Хотя, скорее всего, Аппель взялся за составление идишской антологии прежде всего потому, что с восторгом открывал для себя язык, о возможностях которого, слушая лишь грубую речь отца, он и не догадывался, намерения у него были провокационные. Он вовсе не хотел продемонстрировать нечто столь успокаивающее и неискреннее, как возвращение блудного сына в родное лоно, наоборот, это выглядело как выпад против: для Цукермана — пусть даже ни для кого больше — это был выпад против потаенного стыда ассимиляции, против искажений ностальгирующих евреев, против скучной, анемичной сути новых процветающих пригородов и, самое главное — это был громогласный выпад против снобской снисходительности тех знаменитых кафедр английской литературы, из чьих безукоризненно христианских рядов образованный еврей с его пестрящей чужеродными словами речью и завывающими интонациями вплоть до буквально вчерашнего дня был исключен.

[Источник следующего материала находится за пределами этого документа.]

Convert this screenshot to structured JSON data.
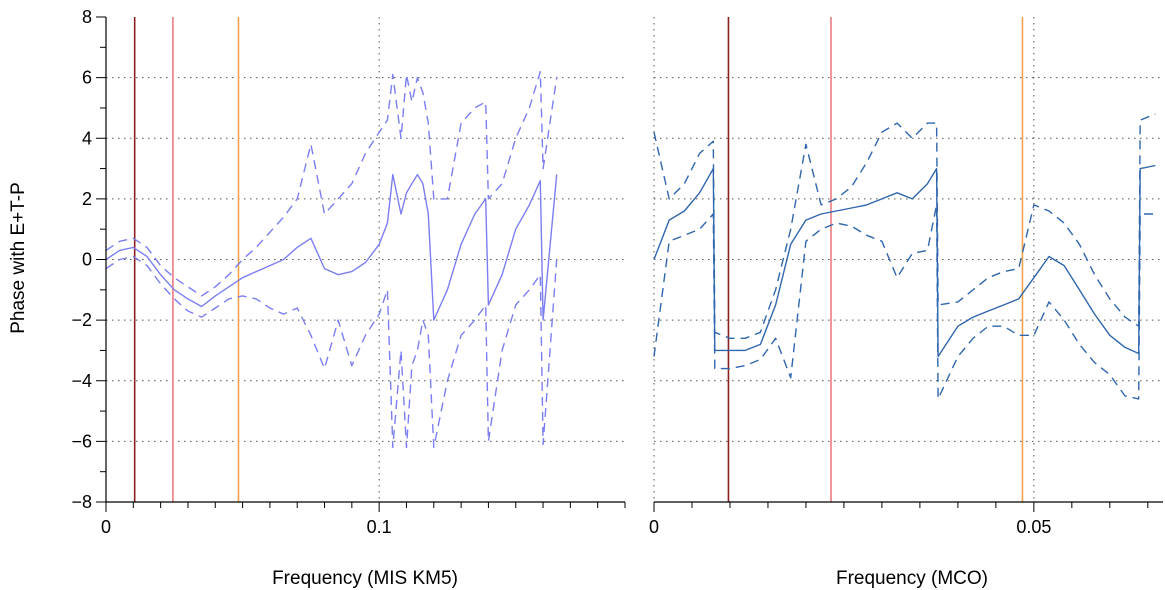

Юный, мятущийся, еще не оперившийся поклонник Аппеля воспринимал эту попытку воскресить идишских писателей как бунтарский акт, бунт особо значимый, поскольку низводил юношеские бунты самого составителя антологии. Еврей освобожденный, зверь, столь раздираемый и оживленный проснувшимся в нем голодом, что он изворачивается и кусает себя за хвост, наслаждается завораживающим вкусом самого себя, продолжая при этом проклинать мучения, причиненные его же зубами.

Прочитав идишскую антологию Аппеля, в следующую увольнительную Цукерман отправился в Нью‑Йорк и на Нижнем Манхэттене, в букинистическом ряду на Четвертой авеню, где он обычно закупал подержанные книжки «Современной библиотеки» по четвертаку штука, обшарил не одну лавку, пока не нашел грамматику идиша и англо‑идишский словарь. Он купил их в Форт‑Диксе и после ужина в общей столовой удалился в тихий кабинет, где днем писал пресс‑релизы для начальника отдела общественной информации. И там, усевшись за стол, он углубился в изучение идиша. Одно занятие каждый вечер, и к концу службы он сможет читать своих литературных предков на их родном языке. Хватило его на полтора месяца.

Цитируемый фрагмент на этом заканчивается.